El juez Hernán Viri ordenó a la Comisión Administradora del Río Uruguay a aportar estudios sobre la calidad del corredor fluvial mientras avanza la demanda impulsada por dirigentes entrerrianos contra el proyecto.
La Justicia Federal argentina dio un nuevo paso en la causa que cuestiona la instalación de una planta de hidrógeno verde en Paysandú, en un fallo que representa un revés para el gobierno uruguayo y la empresa responsable del proyecto.
El juez federal Hernán S. Viri ordenó a la Comisión Administradora del Río Uruguay (CARU) remitir información técnica clave sobre la calidad del agua del río Uruguay, en el marco de una acción judicial preventiva por posible daño ambiental.

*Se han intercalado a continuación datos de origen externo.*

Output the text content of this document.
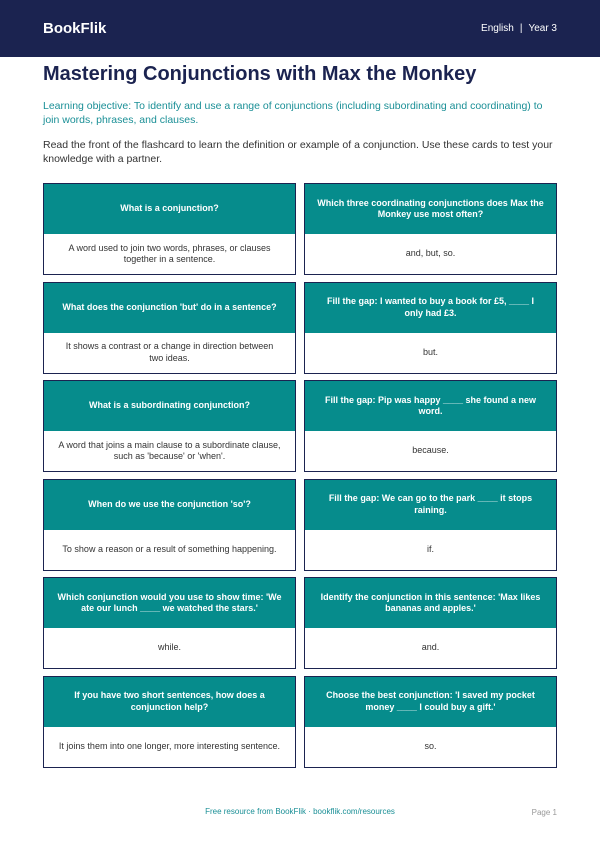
BookFlik	English | Year 3
Mastering Conjunctions with Max the Monkey

Learning objective: To identify and use a range of conjunctions (including subordinating and coordinating) to join words, phrases, and clauses.

Read the front of the flashcard to learn the definition or example of a conjunction. Use these cards to test your knowledge with a partner.

What is a conjunction?
A word used to join two words, phrases, or clauses together in a sentence.
Which three coordinating conjunctions does Max the Monkey use most often?
and, but, so.
What does the conjunction 'but' do in a sentence?
It shows a contrast or a change in direction between two ideas.
Fill the gap: I wanted to buy a book for £5, ____ I only had £3.
but.
What is a subordinating conjunction?
A word that joins a main clause to a subordinate clause, such as 'because' or 'when'.
Fill the gap: Pip was happy ____ she found a new word.
because.
When do we use the conjunction 'so'?
To show a reason or a result of something happening.
Fill the gap: We can go to the park ____ it stops raining.
if.
Which conjunction would you use to show time: 'We ate our lunch ____ we watched the stars.'
while.
Identify the conjunction in this sentence: 'Max likes bananas and apples.'
and.
If you have two short sentences, how does a conjunction help?
It joins them into one longer, more interesting sentence.
Choose the best conjunction: 'I saved my pocket money ____ I could buy a gift.'
so.
Free resource from BookFlik · bookflik.com/resources	Page 1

La medida surge a partir del pedido de una perito bióloga designada en la causa, quien solicitó acceder a estudios actualizados, monitoreos y antecedentes científicos para elaborar un informe técnico que será determinante en el expediente.
Sobre la demanda
Fue impulsada por dirigentes entrerrianos, entre ellos Guillermo Michel, Marianela Marclay y Adán Bahl, quienes sostienen que el proyecto debe ajustarse estrictamente a lo establecido en el Estatuto del Río Uruguay, que regula las intervenciones sobre este recurso compartido entre Argentina y Uruguay.
En ese sentido, el juzgado hizo lugar al planteo y libró un exhorto formal a la CARU para que entregue toda la documentación vinculada al tramo del río comprendido entre las Termas de San José y Concepción del Uruguay, una zona considerada sensible desde el punto de vista ambiental.
El avance judicial se da en un contexto de tensión entre ambos países por la posible instalación de la planta, impulsada por la empresa HIF Uruguay S.A., que proyecta producir combustibles sintéticos en la región.
Impactos ambientales y diálogos en ambos países
Desde Argentina, los impulsores de la causa advierten sobre potenciales impactos ambientales que podrían afectar la calidad del agua y los ecosistemas del río.
Por su parte, autoridades uruguayas sostienen que el emprendimiento cumplirá con todas las exigencias ambientales y destacan que existe diálogo bilateral para abordar las inquietudes.
Mientras tanto, la iniciativa continúa en etapa de negociación en Uruguay. La empresa mantiene conversaciones con el gobierno de ese país para definir los detalles de la inversión, que podría concretarse antes de fin de año o incluso relocalizarse parcialmente utilizando infraestructura existente.
Con este nuevo requerimiento judicial, la causa suma un elemento técnico clave que podría influir en el futuro del proyecto y en la relación ambiental entre ambos países.